ステップS201では、認識部146が、記録指令に基づいて、当該印刷ジョブの連続搬送枚数を認識する。算出部147は、認識部146が認識した搬送枚数と、カウント部145がカウントした現時点での累積搬送枚数との和(合計枚数)を算出する。この後、制御部100は、ステップS202に進む。
ステップS202では、メンテナンス制御部150が、算出された累積搬送枚数と第1搬送枚数との大小関係を判定する。ここで、算出された搬送枚数が、第1搬送枚数以上であれば(S202:YES)ステップS203に進み、第1搬送枚数未満(S202:NO)であればステップS3に進む。
ステップS203では、ステップS6と同じメンテナンス動作を行う。続くステップS204では、リセット部148が、カウント部145でカウントされた累積搬送枚数をリセットする。
本実施例では、第2実施例と同様に、メンテナンス動作なしで行える印刷量の増大が、第1実施例よりも期待できる。さらに、画像形成開始前に累積搬送枚数推定動作関連のステップを持つことから、ユーザーの印刷時間に対する期待を裏切ることなく、良好な吐出特性の状態で画像形成を開始できる。
以上、本発明の好適な実施の形態について説明したが、本発明は上述の実施の形態に限られるものではなく、特許請求の範囲に記載した限りにおいて様々な変更が可能なものである。例えば、第3実施例における累積搬送枚数推定動作を、上述の第1実施例の構成に加えても良い。第3実施例と同様に、ユーザーの印刷時間に対する期待を裏切ることなく、良好な吐出特性の状態で画像形成を開始できる。
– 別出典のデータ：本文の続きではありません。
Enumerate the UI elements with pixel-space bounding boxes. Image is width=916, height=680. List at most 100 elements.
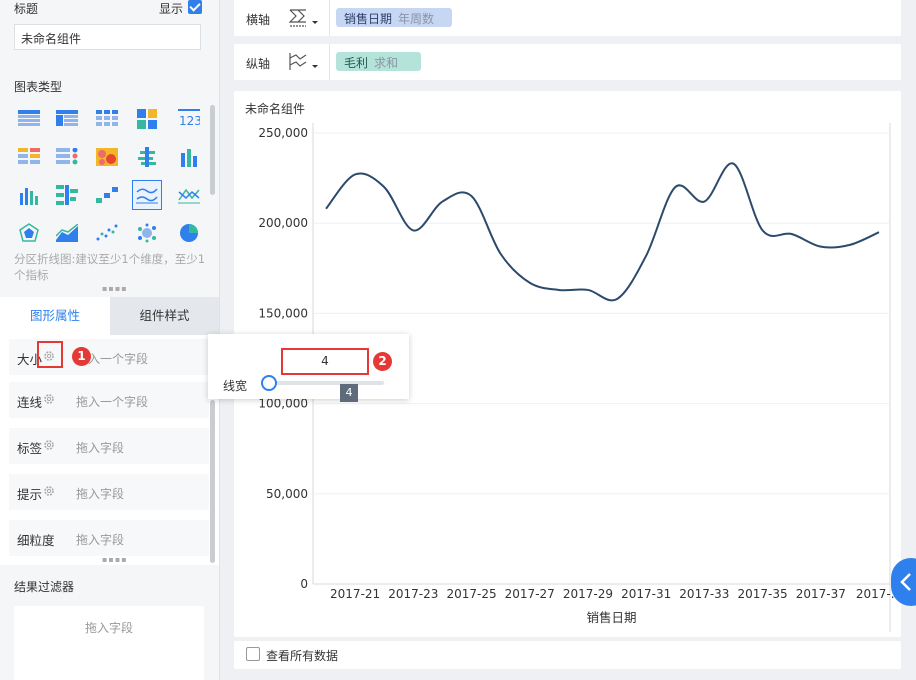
tab-component-style[interactable]: 组件样式 [110,297,219,335]
collapse-panel-button[interactable] [891,558,916,606]
x-tick-label: 2017-33 [679,587,729,601]
line-width-slider-handle[interactable] [261,375,277,391]
column-chart-icon[interactable] [174,142,204,172]
x-tick-label: 2017-27 [505,587,555,601]
filter-title: 结果过滤器 [14,580,75,594]
data-point [702,199,707,204]
show-title-label: 显示 [159,2,184,16]
area-chart-icon[interactable] [52,218,82,248]
line-width-label: 线宽 [223,379,248,393]
svg-text:123: 123 [179,114,200,128]
data-point [818,244,823,249]
filter-drop-zone[interactable]: 拖入字段 [14,606,204,680]
y-tick-label: 250,000 [258,126,308,140]
x-tick-label: 2017-21 [330,587,380,601]
line-width-slider-track[interactable] [268,381,384,385]
data-point [556,287,561,292]
widget-name-input[interactable]: 未命名组件 [14,24,201,50]
horizontal-bar-icon[interactable] [52,180,82,210]
x-tick-label: 2017-29 [563,587,613,601]
property-scrollbar[interactable] [210,400,215,563]
stacked-bar-icon[interactable] [132,142,162,172]
title-section-label: 标题 [14,2,39,16]
prop-label-label: 标签 [17,441,43,456]
y-axis-field-pill[interactable]: 毛利 求和 [336,52,421,71]
y-tick-label: 150,000 [258,306,308,320]
data-point [877,230,882,235]
y-tick-label: 50,000 [266,487,308,501]
y-tick-label: 200,000 [258,216,308,230]
y-axis-label: 纵轴 [246,57,271,71]
y-axis-field-name: 毛利 [344,56,369,70]
map-table-icon[interactable] [14,142,44,172]
resize-handle-2-icon[interactable]: ▪▪▪▪ [102,555,128,564]
x-axis-partition-icon[interactable] [286,6,322,30]
data-point [527,280,532,285]
cross-line-icon[interactable] [174,180,204,210]
data-point [731,161,736,166]
data-point [760,228,765,233]
prop-row-granularity[interactable]: 细粒度 拖入字段 [9,520,209,556]
label-gear-icon[interactable] [43,439,55,451]
prop-placeholder-granularity: 拖入字段 [76,533,125,547]
heatmap-icon[interactable] [92,142,122,172]
step-chart-icon[interactable] [92,180,122,210]
chart-type-label: 图表类型 [14,80,63,94]
data-point [847,242,852,247]
prop-row-line[interactable]: 连线 拖入一个字段 [9,382,209,418]
number-card-icon[interactable]: 123 [174,104,204,134]
series-line [325,162,880,302]
x-tick-label: 2017-31 [621,587,671,601]
line-width-input[interactable]: 4 [281,348,369,375]
prop-row-tooltip[interactable]: 提示 拖入字段 [9,474,209,510]
data-point [411,228,416,233]
chevron-left-icon [900,573,911,591]
tooltip-gear-icon[interactable] [43,485,55,497]
data-point [324,206,329,211]
x-axis-field-pill[interactable]: 销售日期 年周数 [336,8,452,27]
crosstab-chart-icon[interactable] [52,104,82,134]
show-all-data-label: 查看所有数据 [266,649,339,663]
resize-handle-icon[interactable]: ▪▪▪▪ [102,284,128,293]
data-point [673,185,678,190]
y-axis-partition-icon[interactable] [286,50,322,74]
x-axis-label: 横轴 [246,13,271,27]
prop-placeholder-label: 拖入字段 [76,441,125,455]
x-tick-label: 2017-35 [738,587,788,601]
x-tick-label: 2017-37 [796,587,846,601]
x-axis-divider [329,0,330,36]
tab-graphic-properties[interactable]: 图形属性 [0,297,110,335]
data-point [585,287,590,292]
show-title-checkbox[interactable] [188,0,202,14]
x-tick-label: 2017-25 [446,587,496,601]
left-panel: 标题 显示 未命名组件 图表类型 123 分区折线图:建议至少1个维度，至少1个… [0,0,220,680]
prop-label-granularity: 细粒度 [17,533,55,548]
property-tabs: 图形属性 组件样式 [0,297,219,335]
property-list: 大小 拖入一个字段 连线 拖入一个字段 标签 拖入字段 提示 拖入字段 细粒度 … [0,335,219,565]
data-point [615,296,620,301]
line-gear-icon[interactable] [43,393,55,405]
chart-type-scrollbar[interactable] [210,105,215,195]
scatter-chart-icon[interactable] [92,218,122,248]
grouped-table-icon[interactable] [92,104,122,134]
data-point [789,232,794,237]
data-point [440,199,445,204]
table-chart-icon[interactable] [14,104,44,134]
bar-chart-icon[interactable] [14,180,44,210]
prop-placeholder-line: 拖入一个字段 [76,395,149,409]
partition-line-chart-icon[interactable] [132,180,162,210]
line-width-slider-tooltip: 4 [340,384,358,402]
bottom-bar: 查看所有数据 [234,641,901,669]
pie-chart-icon[interactable] [174,218,204,248]
bubble-chart-icon[interactable] [132,218,162,248]
kpi-indicator-icon[interactable] [52,142,82,172]
x-axis-bar: 横轴 销售日期 年周数 [234,0,901,36]
radar-chart-icon[interactable] [14,218,44,248]
x-tick-label: 2017-23 [388,587,438,601]
prop-row-label[interactable]: 标签 拖入字段 [9,428,209,464]
prop-placeholder-tooltip: 拖入字段 [76,487,125,501]
show-all-data-checkbox[interactable] [246,647,260,661]
step-badge-2: 2 [373,352,392,371]
color-block-icon[interactable] [132,104,162,134]
y-axis-divider [329,44,330,80]
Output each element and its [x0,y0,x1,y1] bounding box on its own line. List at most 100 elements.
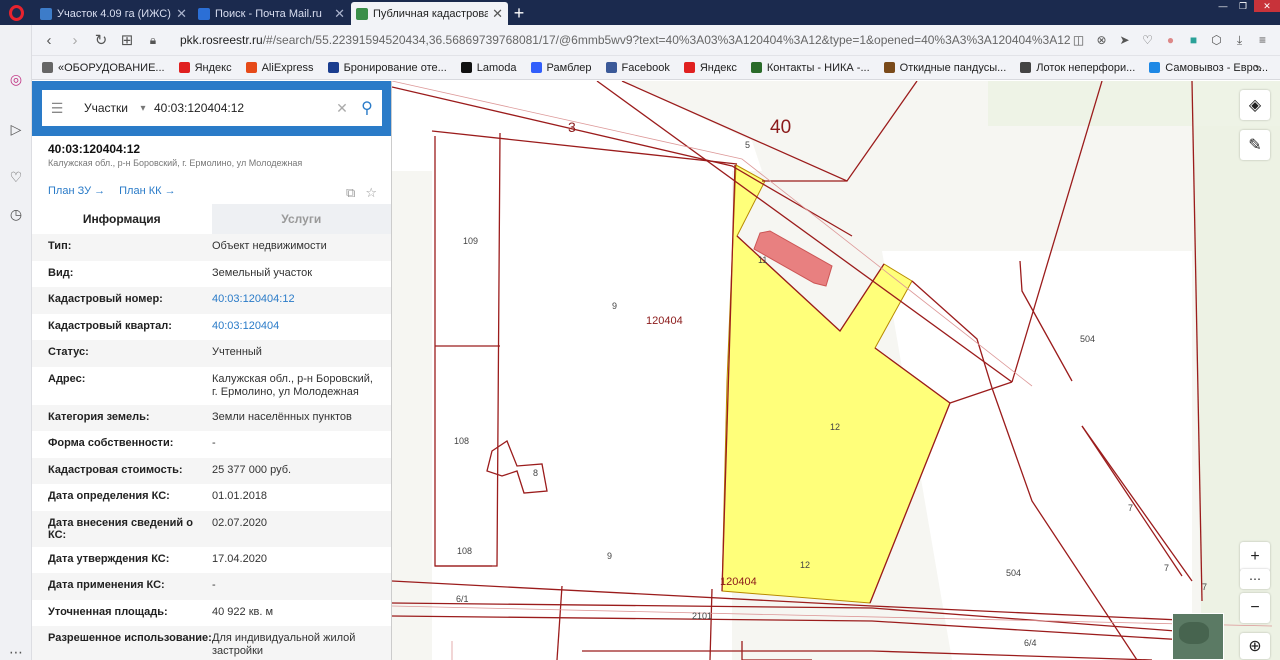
compass-icon[interactable]: ⊕ [1240,633,1270,659]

上述の実施例では、メンテナンス動作が、パージ及びワイピング動作とクリーニング動作からなるとしたが、パージ及びワイピング動作に続いて、フラッシング動作を加えても良い。パージ及びワイピング動作により吐出面1aから異物が除去されるとともに、フラッシング動作により吐出口108のメニスカスが整えられる。また、クリーニング動作は、パージ及びワイピング動作に続く動作でも、パージ動作に続く動作でも良い。後者の場合、ワイピング動作とクリーニング動作が並行して行われ、メンテナンス動作にかかる時間が短くなる。
また、枚数記憶部144は、第1及び第2搬送枚数を記憶しておれば、第3搬送枚数を記憶していなくても良い。印刷ジョブ終了後の累積搬送枚数が、第2搬送枚数未満の場合、上述の実施例における第2搬送枚数未満で、且つ第3搬送枚数以上の場合と同様に処理されれば良い。
上述の実施形態におけるメンテナンス動作は、払拭動作だけから構成されていてもよい。つまり、パージ動作を行わなくてもよい。
本発明は、ライン式・シリアル式のいずれにも適用可能であり、また、プリンタに限定されず、ファクシミリやコピー機等にも適用可能であり、さらに、インク以外の液体を吐出させることで記録を行う液体吐出装置にも適用可能である。記録媒体は、用紙Pに限定されず、記録可能な様々な媒体であってよい。さらに、本発明は、インクの吐出方式にかかわらず適用できる。例えば、本実施の形態では、圧電素子を用いたが、抵抗加熱方式でも、静電容量方式でもよい。